Russia Makes New Step Towards Quantum Computer

Scientists representing leading Russian universities and research centers have managed to create this country’s first superconducting qubit—the next step towards developing a quantum computer, announced the press service of MISiS, one of Russia’s top technology universities based in Moscow, and a participant in the project.

Alongside MISiS, researchers from the Moscow Institute of Physics and Technology (MIPT) and the Institute of Solid-State Physics took part in the qubit effort.

Russia made its first step towards developing a quantum computer two years ago when researchers at MISiS’ superconducting metamaterials lab pooled efforts with the Russian Quantum Center (RQC) led by Alexei Ustinov in successfully measuring a qubit.

However, the qubit they worked on had been created in Germany by a team led by Prof.
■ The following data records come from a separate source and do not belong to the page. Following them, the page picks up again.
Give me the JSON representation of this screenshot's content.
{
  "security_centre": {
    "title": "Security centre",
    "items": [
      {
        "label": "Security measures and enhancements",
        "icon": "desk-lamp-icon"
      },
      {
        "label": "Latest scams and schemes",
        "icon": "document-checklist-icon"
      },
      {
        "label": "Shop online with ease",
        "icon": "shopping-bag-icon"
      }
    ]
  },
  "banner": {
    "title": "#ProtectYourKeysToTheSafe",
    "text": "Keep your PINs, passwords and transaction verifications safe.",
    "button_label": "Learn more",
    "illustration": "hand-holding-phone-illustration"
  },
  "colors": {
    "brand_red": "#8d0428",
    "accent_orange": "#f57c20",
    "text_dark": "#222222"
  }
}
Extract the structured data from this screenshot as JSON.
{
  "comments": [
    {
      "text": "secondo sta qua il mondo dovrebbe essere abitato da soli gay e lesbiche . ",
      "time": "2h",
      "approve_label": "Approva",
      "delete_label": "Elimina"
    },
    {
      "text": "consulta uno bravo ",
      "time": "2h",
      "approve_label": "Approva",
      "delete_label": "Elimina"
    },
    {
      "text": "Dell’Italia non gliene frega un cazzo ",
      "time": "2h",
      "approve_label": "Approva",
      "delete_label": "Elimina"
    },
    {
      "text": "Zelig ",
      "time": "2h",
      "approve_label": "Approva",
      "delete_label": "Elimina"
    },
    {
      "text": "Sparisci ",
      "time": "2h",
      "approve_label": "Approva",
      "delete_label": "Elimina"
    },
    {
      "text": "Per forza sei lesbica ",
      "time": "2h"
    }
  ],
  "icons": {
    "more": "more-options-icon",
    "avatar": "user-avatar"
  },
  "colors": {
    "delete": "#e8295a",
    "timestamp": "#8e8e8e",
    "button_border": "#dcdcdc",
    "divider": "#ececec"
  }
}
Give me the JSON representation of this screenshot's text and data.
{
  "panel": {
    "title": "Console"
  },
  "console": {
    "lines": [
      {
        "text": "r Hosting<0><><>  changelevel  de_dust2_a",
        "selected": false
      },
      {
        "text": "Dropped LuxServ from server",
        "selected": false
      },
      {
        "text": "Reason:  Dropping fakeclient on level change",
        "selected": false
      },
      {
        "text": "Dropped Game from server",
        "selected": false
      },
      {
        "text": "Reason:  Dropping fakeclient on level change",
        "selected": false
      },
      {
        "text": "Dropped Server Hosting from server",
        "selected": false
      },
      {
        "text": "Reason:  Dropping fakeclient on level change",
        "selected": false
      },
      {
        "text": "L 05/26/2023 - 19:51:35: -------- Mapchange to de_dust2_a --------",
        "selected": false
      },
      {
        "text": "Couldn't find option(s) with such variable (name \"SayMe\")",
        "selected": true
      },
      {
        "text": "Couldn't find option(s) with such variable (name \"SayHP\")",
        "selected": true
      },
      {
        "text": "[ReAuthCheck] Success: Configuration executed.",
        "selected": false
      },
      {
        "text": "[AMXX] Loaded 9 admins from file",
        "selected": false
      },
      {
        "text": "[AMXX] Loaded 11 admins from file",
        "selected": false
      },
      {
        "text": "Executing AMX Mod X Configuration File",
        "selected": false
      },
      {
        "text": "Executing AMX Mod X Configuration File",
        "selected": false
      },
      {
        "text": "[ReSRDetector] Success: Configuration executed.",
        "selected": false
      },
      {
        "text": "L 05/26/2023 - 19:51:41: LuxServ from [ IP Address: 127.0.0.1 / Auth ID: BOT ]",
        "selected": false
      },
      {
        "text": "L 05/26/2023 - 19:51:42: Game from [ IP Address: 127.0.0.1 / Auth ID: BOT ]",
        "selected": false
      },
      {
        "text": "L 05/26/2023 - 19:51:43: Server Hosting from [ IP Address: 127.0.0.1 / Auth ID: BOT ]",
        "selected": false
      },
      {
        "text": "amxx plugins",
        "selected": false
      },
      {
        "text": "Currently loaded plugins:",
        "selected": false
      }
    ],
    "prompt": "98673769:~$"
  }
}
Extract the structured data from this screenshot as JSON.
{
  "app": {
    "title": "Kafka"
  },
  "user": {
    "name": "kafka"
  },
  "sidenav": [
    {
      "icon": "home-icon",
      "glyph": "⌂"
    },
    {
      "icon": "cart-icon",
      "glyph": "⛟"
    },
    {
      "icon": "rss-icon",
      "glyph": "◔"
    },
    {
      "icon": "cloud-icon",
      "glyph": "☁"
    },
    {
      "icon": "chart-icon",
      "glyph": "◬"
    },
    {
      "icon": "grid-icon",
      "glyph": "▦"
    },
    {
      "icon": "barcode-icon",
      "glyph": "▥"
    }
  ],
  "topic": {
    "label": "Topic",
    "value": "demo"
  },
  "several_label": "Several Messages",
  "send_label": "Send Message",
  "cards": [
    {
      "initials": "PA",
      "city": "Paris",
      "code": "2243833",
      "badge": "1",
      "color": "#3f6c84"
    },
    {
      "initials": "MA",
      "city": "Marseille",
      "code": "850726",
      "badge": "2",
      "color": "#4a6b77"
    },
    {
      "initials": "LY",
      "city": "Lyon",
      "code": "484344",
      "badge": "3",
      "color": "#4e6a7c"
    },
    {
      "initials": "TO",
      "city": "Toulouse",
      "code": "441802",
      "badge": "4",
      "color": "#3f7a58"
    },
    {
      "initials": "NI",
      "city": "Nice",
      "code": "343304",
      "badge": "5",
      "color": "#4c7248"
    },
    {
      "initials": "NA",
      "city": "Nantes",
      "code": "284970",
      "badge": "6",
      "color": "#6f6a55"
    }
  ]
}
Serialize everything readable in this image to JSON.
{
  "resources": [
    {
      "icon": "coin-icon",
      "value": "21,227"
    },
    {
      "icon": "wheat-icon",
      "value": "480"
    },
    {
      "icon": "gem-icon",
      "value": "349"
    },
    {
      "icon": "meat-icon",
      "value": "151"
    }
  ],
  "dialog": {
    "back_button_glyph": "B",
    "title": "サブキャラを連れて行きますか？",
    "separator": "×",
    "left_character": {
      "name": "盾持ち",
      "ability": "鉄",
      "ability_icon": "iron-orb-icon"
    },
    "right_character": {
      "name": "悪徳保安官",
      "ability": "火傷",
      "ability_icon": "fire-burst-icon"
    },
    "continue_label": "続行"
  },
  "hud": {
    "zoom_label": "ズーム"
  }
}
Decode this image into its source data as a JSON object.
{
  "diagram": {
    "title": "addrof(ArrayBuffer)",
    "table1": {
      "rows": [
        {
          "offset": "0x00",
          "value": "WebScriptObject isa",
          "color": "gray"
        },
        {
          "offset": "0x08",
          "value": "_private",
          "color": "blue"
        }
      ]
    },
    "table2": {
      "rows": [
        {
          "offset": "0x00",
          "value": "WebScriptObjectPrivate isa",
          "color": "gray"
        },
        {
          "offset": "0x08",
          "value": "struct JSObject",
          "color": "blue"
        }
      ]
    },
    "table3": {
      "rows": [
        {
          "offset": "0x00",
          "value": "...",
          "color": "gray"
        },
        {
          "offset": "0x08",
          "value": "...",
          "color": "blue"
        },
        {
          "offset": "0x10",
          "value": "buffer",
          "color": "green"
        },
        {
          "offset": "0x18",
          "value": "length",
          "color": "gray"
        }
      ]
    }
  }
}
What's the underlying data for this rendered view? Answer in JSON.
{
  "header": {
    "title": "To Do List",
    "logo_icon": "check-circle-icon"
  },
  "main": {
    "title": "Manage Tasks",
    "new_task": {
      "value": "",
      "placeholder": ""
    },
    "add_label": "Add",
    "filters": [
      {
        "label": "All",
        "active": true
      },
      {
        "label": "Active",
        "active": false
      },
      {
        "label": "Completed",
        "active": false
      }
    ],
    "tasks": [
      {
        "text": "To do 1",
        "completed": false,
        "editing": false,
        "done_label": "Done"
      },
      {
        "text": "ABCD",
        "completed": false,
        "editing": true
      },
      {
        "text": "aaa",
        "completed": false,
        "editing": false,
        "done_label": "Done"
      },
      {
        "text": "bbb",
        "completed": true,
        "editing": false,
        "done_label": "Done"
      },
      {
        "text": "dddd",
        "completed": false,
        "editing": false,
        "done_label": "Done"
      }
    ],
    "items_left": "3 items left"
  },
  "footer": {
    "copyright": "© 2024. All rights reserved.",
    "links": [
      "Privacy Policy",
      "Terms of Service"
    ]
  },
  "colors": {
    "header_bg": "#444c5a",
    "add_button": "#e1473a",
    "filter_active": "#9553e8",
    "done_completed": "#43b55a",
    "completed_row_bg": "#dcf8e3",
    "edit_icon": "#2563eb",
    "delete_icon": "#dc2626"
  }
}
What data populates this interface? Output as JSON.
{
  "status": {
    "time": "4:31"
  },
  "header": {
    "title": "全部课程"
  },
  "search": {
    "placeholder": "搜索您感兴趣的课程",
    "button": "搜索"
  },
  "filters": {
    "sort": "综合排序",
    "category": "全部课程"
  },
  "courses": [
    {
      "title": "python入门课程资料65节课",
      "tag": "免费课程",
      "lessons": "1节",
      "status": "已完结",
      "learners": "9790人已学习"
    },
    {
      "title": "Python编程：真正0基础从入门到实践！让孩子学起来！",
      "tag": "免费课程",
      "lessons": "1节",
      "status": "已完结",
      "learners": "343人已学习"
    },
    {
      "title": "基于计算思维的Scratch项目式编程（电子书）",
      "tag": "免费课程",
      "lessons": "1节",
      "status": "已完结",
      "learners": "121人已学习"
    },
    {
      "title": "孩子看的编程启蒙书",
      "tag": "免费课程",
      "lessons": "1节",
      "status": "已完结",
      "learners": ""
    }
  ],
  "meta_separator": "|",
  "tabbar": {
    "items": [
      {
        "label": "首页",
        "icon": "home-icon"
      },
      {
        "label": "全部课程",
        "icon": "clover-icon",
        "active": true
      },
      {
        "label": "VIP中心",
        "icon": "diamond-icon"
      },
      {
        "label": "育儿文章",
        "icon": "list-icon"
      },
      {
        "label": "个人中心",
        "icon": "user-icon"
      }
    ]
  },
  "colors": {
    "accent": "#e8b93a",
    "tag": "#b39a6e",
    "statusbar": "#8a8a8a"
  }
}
Eugene Ilyichev (an ethnic Russian currently overseeing construction of a new laboratory in Novosibirsk, in Siberia).

By 2015, the goal of developing a domestic technology for superconducting qubit production required more resources, both human and technical; therefore many more scientific think-tanks in Russia, specializing in superconducting quantum systems, joined the race.

“We can now say with confidence that Russia has accumulated a critical mass of resources, including scientific centers, equipment, technology, researchers and solutions, to compete internationally with the world’s leading scientific hubs in the creation of a quantum computer,”

said RQC’s Alexei Ustinov, who’s also the head of MISiS’ superconducting metamaterials lab and a professor at the Karlsruhe Institute of Technology in Germany.

Scientists predict that quantum computers will revolutionize the world of computing as the new systems are expected to exceed in speed all the supercomputers we have today.

There’s no unanimous forecast, however, as to how long it will take to develop one; according to optimistic scenarios, the world’s first prototype may see the light of day within five-to-ten years.